No Passport Needed – A Night of Flamenco in Battersea
There is nothing quite like a good stomp of the feet to get you into the mood. And I see it all around me; how even the most reticent of bystanders give in to the collective pulse that takes over the room. Stomp stomp clap. Stomp stomp clap. Stomp stomp clap.
Here we have all kinds. Flamenco has brought in the crowds, and whilst not everyone knows what to do, they know why they are here. Battersea Spanish has made it clear; this is an evening to celebrate art and culture, together. Have a drink, share a joke, sit back and watch, or just go for it — dance flamenco!
In collaboration with London-based artist Maria Vega, these evenings are the latest offering to the Flamenco scene: a platform for musicians and dancers, as well as a big hug and a warm welcome to all those interested in the Andalusian arts.
At times, as we watch dancers such as Manuel Diaz take to the stage, arching his back and flaring his arms like a bull about to defeat the torero; or hear the longing voices of singers Ulises and Julio, that flow and tumble like a wind rolling over the hills; or try to follow the rapid flight of Adrian’s fingers that tease and tense the strings of his guitar; it feels like here in South London, we’ve stumbled across a peep-hole into the sultry, sweaty taverns of Seville.
The crowd is happy and happy to have found each other.

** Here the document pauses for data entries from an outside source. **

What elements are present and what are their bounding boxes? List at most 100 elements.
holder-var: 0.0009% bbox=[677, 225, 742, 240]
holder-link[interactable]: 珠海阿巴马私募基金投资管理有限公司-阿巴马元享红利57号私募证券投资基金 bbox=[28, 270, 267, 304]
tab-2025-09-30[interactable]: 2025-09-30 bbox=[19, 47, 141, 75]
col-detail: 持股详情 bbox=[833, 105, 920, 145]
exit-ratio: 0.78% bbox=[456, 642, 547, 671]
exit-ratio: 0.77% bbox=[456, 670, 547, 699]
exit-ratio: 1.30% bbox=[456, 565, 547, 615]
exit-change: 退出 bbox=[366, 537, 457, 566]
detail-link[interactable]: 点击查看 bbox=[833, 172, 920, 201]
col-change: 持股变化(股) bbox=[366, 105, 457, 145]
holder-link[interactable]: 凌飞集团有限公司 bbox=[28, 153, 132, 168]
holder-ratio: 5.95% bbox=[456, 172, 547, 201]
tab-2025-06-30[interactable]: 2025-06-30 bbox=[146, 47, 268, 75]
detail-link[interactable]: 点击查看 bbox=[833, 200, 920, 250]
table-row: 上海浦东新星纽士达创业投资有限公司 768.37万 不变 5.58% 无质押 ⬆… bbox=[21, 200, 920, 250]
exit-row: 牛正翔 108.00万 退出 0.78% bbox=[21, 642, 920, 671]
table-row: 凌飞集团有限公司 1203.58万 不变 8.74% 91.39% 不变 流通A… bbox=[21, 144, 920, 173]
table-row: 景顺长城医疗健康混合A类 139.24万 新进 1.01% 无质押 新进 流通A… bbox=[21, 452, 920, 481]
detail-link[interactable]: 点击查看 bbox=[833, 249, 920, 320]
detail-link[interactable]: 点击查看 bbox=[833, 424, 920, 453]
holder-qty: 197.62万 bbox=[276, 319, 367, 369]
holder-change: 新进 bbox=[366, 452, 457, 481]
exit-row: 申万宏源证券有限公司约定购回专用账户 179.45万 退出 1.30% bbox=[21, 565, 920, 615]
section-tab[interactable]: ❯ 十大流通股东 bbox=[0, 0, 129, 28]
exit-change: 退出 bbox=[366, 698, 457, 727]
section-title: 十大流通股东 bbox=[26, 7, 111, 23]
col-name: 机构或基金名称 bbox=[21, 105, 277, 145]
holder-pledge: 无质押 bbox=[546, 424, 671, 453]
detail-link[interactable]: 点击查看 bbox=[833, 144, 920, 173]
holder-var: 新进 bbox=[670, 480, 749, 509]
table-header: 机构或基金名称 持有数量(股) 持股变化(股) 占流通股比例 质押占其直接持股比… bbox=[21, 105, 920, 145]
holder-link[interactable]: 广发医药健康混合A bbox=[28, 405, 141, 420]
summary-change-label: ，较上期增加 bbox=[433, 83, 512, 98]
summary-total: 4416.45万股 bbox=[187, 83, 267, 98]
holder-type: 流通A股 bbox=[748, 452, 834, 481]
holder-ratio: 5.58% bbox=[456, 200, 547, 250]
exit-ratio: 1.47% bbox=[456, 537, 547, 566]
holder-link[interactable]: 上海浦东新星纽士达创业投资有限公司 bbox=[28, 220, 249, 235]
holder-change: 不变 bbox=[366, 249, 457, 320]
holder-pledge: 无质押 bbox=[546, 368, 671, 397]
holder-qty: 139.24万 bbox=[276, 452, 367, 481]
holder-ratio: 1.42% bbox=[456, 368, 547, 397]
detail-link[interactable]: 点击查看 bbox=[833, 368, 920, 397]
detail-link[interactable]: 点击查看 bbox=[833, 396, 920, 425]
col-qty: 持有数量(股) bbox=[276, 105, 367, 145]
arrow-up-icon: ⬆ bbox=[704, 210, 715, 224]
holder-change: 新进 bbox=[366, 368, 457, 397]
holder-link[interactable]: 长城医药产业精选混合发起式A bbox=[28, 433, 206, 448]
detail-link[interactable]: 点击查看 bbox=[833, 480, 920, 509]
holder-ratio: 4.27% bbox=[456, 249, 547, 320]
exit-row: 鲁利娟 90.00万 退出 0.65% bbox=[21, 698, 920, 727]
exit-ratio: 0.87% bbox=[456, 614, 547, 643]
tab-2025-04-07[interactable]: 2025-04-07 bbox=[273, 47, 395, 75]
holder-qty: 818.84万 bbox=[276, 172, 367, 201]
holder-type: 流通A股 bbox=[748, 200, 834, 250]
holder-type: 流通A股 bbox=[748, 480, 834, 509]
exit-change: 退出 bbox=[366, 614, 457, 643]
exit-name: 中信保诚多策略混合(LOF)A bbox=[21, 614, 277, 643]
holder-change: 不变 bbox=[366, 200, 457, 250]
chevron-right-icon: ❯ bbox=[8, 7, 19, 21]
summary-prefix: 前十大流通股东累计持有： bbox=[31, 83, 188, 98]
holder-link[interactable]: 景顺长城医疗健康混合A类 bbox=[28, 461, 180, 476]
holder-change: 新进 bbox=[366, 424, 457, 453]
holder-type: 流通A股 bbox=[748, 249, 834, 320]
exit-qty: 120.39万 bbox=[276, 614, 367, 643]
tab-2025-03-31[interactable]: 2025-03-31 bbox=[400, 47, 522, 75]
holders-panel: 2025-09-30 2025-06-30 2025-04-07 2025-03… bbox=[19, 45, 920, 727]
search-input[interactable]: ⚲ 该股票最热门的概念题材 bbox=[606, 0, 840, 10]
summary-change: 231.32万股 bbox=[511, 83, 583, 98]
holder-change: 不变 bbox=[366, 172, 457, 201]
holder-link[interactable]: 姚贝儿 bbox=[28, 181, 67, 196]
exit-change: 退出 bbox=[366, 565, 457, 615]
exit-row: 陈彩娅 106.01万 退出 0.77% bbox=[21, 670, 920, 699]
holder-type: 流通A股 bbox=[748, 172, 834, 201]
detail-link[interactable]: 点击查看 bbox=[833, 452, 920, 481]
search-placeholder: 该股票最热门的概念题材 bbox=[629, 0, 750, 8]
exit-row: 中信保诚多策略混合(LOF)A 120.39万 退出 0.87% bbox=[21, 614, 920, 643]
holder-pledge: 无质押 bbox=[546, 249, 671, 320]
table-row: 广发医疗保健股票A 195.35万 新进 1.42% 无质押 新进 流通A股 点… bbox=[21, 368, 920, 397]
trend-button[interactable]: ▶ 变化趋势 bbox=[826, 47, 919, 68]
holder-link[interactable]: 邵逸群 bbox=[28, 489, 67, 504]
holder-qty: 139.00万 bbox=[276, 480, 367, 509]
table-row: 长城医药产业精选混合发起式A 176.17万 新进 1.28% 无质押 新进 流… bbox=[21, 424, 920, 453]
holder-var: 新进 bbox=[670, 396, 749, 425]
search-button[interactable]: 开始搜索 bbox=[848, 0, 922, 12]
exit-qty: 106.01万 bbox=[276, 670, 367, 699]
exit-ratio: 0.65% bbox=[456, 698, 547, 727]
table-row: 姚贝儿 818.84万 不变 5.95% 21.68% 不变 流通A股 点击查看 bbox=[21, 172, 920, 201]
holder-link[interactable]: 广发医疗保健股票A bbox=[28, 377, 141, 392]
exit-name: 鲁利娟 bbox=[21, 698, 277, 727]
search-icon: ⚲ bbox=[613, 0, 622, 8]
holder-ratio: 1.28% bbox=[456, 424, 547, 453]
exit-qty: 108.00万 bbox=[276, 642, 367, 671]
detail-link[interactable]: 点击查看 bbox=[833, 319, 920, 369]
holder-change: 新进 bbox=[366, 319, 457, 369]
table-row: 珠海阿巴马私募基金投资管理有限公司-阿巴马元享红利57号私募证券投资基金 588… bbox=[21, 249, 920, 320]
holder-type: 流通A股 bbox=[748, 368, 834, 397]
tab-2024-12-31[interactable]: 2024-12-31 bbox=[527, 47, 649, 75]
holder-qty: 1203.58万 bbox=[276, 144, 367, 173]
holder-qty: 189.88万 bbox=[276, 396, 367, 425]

Spanish, Latin American, British or others who, when I ask where they are from, answer; “who cares?” Who cares indeed!
I quickly pop out to take stock of where I am. Suddenly the boat rocks and I remember the Thames is lapping underneath us. It’s a beautiful evening and here we are, on Battersea Barge, moored between Battersea Power Station and its iconic chimneys, nostalgic in their reach for the sky, and the wide, bold, Vauxhall Bridge, cornered by shimmering towers and walls of window panes. Many worlds in this big city.
I return to the deck and speak to Joanna. She’s just moved to the area and wants to learn Spanish with us. I invited her to the evening because; “this is what Battersea Spanish is all about”, I stress; “immersion”. Language lives and breathes like all of us. “It carries culture and it carried you here”, I tell her. “This. Is. Spanish.”